Create a Pandas dataframe

To get started open a new Jupyter notebook and import the Pandas package. We’ll then create a Pandas dataframe that includes three columns: id, sku, and variants. The variants column will contain a list of Python dictionaries or JSON objects.

import pandas as pd

data = [
    {
        'id': 1, 
        'sku': 'ABC1', 
        'variants': [
            {
                'parent_sku': 'ABC1', 
                'variant_sku': 'ABC1-A5',
                'price': 1.99
            }, 
            {
                'parent_sku': 'ABC1', 
                'variant_sku': 'ABC1-A4',
                'price': 2.99
            },
            {
                'parent_sku': 'ABC1', 
                'variant_sku': 'ABC1-A3',
                'price': 3.99
            },  
        ] 
    }, 
    {
        'id': 2, 
        'sku': 'ABC2', 
        'variants': [
            {
                'parent_sku': 'ABC2', 
                'variant_sku': 'ABC2-A5',
                'price': 2.99
            }, 
            {
                'parent_sku': 'ABC2', 
                'variant_sku': 'ABC2-A4',
                'price': 3.99
            },
        ] 
    }, 
    {
        'id': 3, 
        'sku': 'ABC3', 
        'variants': [
            {
                'parent_sku': 'ABC3', 
                'variant_sku': 'ABC3-A5',
                'price': 3.99
            }, 
        ] 
    }, 
]

We can now use the pd.DataFrame.from_records() function to create a Pandas dataframe from the data list. As you can see, the variants column contains a list of Python dictionaries or JSON objects and is not easy to read or work with. Since it relates to data better represented as individual rows, we’ll write a function to convert it into a new dataframe.

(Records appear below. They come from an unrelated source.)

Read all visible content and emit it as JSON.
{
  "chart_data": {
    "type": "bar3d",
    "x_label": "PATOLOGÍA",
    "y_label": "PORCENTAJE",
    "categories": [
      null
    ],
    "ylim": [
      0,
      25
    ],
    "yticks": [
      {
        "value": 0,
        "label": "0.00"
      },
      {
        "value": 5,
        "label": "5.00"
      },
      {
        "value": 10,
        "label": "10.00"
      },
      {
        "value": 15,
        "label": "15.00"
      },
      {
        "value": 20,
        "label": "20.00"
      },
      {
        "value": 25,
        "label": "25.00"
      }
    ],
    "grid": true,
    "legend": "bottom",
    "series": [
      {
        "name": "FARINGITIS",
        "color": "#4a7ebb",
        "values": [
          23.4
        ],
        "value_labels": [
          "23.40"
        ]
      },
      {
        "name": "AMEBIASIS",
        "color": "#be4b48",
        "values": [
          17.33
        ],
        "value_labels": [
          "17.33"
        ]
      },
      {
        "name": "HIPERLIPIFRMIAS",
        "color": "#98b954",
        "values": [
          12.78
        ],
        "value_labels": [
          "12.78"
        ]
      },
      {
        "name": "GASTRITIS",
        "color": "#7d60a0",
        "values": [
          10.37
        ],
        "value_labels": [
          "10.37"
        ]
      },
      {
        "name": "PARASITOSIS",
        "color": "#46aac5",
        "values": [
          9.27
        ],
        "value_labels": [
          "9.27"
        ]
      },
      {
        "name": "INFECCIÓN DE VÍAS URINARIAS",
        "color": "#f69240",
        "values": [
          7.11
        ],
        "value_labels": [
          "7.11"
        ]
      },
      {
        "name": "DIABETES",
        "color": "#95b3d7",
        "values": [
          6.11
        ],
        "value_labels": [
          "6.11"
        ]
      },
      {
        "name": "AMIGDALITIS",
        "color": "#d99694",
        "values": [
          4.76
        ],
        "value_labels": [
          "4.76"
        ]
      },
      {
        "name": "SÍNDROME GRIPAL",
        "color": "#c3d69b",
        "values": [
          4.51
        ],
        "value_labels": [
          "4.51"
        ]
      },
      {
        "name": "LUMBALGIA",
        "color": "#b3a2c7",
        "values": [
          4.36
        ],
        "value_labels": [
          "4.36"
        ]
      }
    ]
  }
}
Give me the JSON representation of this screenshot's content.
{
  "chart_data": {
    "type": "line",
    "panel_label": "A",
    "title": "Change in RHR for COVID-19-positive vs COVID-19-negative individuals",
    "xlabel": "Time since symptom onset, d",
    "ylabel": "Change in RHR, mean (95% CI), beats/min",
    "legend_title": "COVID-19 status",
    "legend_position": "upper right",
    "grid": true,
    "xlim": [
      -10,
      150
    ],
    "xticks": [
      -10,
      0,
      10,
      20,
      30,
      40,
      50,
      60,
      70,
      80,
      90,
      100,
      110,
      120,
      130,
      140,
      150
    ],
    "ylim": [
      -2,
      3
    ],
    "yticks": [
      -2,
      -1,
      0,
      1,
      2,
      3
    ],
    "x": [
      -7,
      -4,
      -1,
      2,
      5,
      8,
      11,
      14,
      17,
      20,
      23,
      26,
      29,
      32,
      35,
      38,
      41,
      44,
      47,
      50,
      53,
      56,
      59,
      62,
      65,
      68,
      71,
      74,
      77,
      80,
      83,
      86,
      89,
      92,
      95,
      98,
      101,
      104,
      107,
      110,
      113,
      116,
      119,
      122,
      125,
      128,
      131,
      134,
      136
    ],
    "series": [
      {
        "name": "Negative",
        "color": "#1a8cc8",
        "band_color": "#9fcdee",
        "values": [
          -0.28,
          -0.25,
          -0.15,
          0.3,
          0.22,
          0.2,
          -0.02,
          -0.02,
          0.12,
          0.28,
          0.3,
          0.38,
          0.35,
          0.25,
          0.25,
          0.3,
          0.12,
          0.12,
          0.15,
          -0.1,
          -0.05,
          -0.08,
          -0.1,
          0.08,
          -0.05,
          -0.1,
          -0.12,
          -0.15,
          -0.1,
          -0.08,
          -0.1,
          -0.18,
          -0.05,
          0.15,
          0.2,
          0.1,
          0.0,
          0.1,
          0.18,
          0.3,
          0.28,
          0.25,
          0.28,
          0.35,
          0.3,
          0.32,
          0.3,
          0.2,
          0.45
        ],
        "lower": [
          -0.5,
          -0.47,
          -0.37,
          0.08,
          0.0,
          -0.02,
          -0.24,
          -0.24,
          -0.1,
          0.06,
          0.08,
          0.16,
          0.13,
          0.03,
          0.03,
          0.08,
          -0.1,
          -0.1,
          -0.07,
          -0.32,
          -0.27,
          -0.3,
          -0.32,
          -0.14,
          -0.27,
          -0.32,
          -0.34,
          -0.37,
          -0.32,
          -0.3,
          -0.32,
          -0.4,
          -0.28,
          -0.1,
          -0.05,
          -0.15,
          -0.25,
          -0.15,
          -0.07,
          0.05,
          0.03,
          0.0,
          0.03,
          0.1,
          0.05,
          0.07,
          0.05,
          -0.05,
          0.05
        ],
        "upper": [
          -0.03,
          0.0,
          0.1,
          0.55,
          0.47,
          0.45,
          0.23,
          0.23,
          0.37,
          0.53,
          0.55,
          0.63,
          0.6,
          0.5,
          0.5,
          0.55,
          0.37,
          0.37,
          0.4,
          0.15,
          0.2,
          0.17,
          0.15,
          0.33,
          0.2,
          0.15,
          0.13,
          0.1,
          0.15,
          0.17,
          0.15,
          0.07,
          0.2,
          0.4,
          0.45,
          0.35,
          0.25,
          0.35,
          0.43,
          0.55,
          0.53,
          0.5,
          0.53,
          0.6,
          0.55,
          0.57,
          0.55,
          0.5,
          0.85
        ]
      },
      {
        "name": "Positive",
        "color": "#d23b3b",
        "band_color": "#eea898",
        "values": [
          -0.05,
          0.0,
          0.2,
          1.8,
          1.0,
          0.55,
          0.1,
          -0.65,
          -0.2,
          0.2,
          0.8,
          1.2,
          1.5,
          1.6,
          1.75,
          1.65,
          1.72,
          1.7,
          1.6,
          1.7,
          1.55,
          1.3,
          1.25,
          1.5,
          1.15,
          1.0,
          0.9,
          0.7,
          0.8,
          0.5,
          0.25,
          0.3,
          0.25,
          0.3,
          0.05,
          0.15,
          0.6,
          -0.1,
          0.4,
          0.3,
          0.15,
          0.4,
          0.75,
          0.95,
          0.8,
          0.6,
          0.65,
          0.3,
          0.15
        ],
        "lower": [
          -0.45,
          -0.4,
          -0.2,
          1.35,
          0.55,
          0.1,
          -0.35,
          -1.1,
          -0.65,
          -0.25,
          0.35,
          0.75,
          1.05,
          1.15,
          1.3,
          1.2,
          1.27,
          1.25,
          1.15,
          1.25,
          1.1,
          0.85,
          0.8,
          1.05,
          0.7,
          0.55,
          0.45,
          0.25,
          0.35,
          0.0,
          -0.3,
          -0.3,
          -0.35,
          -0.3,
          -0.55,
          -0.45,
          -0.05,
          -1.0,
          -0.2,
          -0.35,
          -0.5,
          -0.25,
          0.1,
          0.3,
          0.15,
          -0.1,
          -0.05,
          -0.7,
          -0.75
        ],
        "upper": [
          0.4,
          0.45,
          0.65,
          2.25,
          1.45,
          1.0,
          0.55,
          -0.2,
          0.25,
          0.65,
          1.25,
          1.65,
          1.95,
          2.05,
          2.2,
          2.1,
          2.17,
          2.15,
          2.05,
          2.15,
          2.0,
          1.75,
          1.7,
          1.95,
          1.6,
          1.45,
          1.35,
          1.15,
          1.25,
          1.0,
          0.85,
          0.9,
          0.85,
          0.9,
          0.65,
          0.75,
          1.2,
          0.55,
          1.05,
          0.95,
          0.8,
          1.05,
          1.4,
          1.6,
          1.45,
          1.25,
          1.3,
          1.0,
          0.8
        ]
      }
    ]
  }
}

df = pd.DataFrame.from_records(data)
df

	id	sku	variants
0	1	ABC1	[{'parent_sku': 'ABC1', 'variant_sku': 'ABC1-A...
1	2	ABC2	[{'parent_sku': 'ABC2', 'variant_sku': 'ABC2-A...
2	3	ABC3	[{'parent_sku': 'ABC3', 'variant_sku': 'ABC3-A...

Create a function to convert the list of dictionaries or JSON to a dataframe

We’ll now write a function to convert the variants column into a new dataframe. The function will take the df dataframe as an argument and return a new dataframe with the variants column converted into a new dataframe.

The function first creates a list called rows that will hold each row of data we want to add to the dataframe. We’ll then use a for loop to iterate over each row in the df dataframe and each item in the list stores in the column.

When we get a row, we’ll append it to our rows list. We’ll then use the pd.DataFrame() function to create a new dataframe from the rows list.

def dict_list_to_df(df, col):
    """Return a Pandas dataframe based on a column that contains a list of JSON objects or dictionaries.
    Args:
        df (Pandas dataframe): The dataframe to be flattened.
        col (str): The name of the column that contains the JSON objects or dictionaries.
    Returns:
        Pandas dataframe: A new dataframe with the JSON objects or dictionaries expanded into columns.
    """

    rows = []
    for index, row in df[col].iteritems():
        for item in row:
            rows.append(item)
    df = pd.DataFrame(rows)
    return df

Create a new dataframe from the list of dictionaries or JSON

Now we can use our reusable function and pass it the df dataframe and the name of the column that contains the list of dictionaries or JSON objects. We get back a nice neat dataframe containing only the contents of the variants column.

df_variants = json_list_to_df(df, 'variants')

df_variants

	parent_sku	variant_sku	price
0	ABC1	ABC1-A5	1.99
1	ABC1	ABC1-A4	2.99
2	ABC1	ABC1-A3	3.99
3	ABC2	ABC2-A5	2.99
4	ABC2	ABC2-A4	3.99
5	ABC3	ABC3-A5	3.99

Matt Clarke, Thursday, October 06, 2022

Matt Clarke Matt is an Ecommerce and Marketing Director who uses data science to help in his work. Matt has a Master's degree in Internet Retailing (plus two other Master's degrees in different fields) and specialises in the technical side of ecommerce and marketing.